Note: most computer programme software and typefaces can’t do ‘small caps’ properly – all they do is reduce the point size (as above), which of course makes the letterforms too thin. Properly designed small caps have the characteristic height of lower case letters without descenders (this is known as the ‘x-height’) but with the correct stroke thicknesses to match.

 
Fount Quantities

Reproduction of a page from a contemporary book making clear, I hope, what an ‘upper case’ and a ‘lower case’ looked like.

 
Fount Quantities

The illustration shows what a type cabinet looked like and, again, there were many different designs. The one thing that was consistent was that any given ‘fount’ had two trays stored together, with the ‘upper case’ always above the ‘lower case’ in their allotted position in the cabinet. When in use, the lower case was on top at the front and the upper case behind and above it.

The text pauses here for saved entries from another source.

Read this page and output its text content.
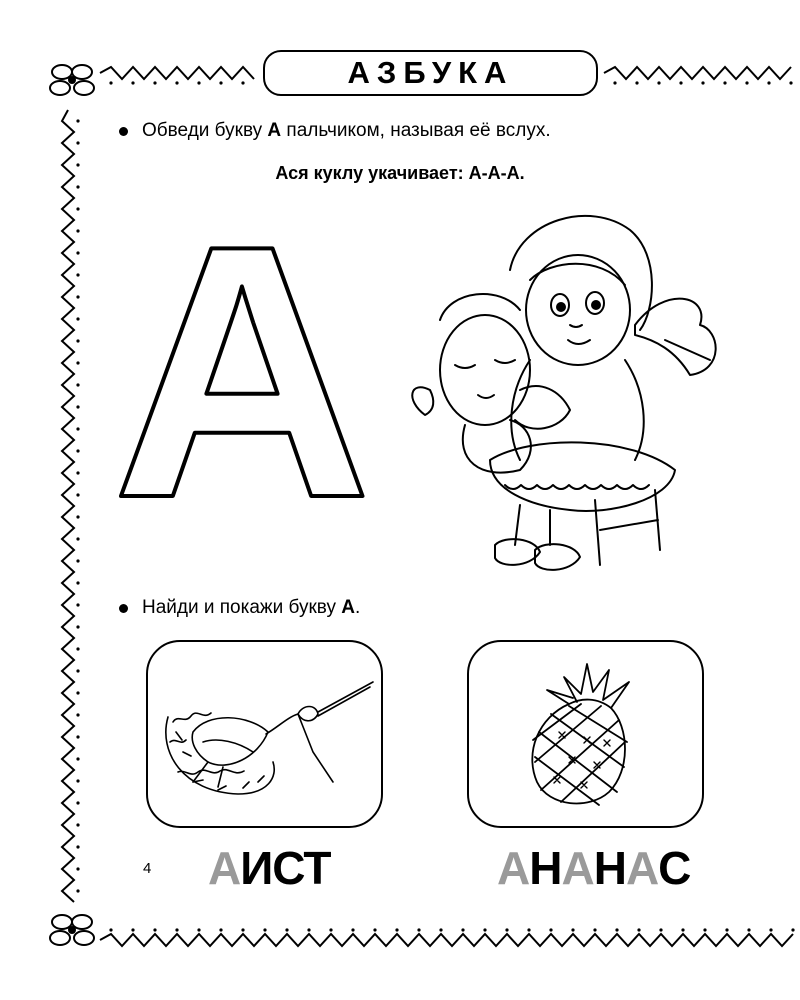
АЗБУКА
Обведи букву А пальчиком, называя её вслух.
Ася куклу укачивает: А-А-А.
А
Найди и покажи букву А .
А ИСТ	А Н А Н А С
4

(Yes, it took up a lot of room and the floor had to be extraordinarily strong.)

 
Fount Quantities

A fairly typical ‘comp room’ (compositors’ room) showing various type cabinets and other equipment. To the left a typesetter is selecting individual metal characters, known as ‘sorts’, from a type tray. The man in the foreground on the right is making up pages of ‘standing type’ ready for inking up and ‘letterpress printing’

 

And there are only two cases

To round off, in typesetting there are just two cases, an ‘upper case’ and a ‘lower case’. As explained above, these are historic descriptions of the wooden sub-divided cases in which each of the accumulated quantities of each individual character, of one fount, were kept and withdrawn from to make up typeset pages. I repeat, for each typeface there was an ‘upper case’ containing all the capital letters, used mainly at the beginning of sentences (and with a single word-space between it and the preceding full stop), and the ‘lower case’ all the other (small) letters, together with punctuation marks and so on. There were a pair of these cases for every typeface in every size.

The expression ‘upper case’ and ‘lower case’ describes the relative position of each kind of case of ‘type’ on the stand or composing cabinet at which the ‘compositor’ stood when working. Two cases of type is all that can be comfortably worked at, though sometimes the ‘comp’ (short for ‘compositor’) had to leave his position in order to find a special ‘sort’.

Where has this latest nonsense of ‘title case’ come from?

Historically, the terms ‘upper case’ and ‘lower case’ actually refer to the typecases containing the type, and not to the type itself.

There is no need to invent the concept of a third case ‘title case’, in any event is utter nonsense, since titles are best set in small-caps (with the appropriate letter-spacing, of course), or a ‘titling’ fount if held in the shop. (A titling fount is where there are only capital letters, cast on the full body of the type size concerned, so, because there is no lower-case type, you don’t need to cater for the descenders – but we are now drifting into greater detail than appropriate for a short and very generalized article such as this one.)

If your design requires setting the titles in ‘Upper- and Lower-case’ type, with a capital letter for each initial, it is simply described as ‘setting in Upper- and Lower-’, or ‘U/L/C’ for brevity), if there is any fear of misunderstanding, you can specify the setting to have ‘cap initials’ on every word. This is poor design practice, and leads to such dilemmas as whether to set some words, for example, ‘the’ or ‘a’ in caps or lower-case.

And we haven’t even thought about the design of typefaces themselves. This is another area of massive misunderstanding, so much so that like most things that amateurs do with their computers, it is all thought to be easy. The only thing easy about type design and its use is to assume there is not much to it.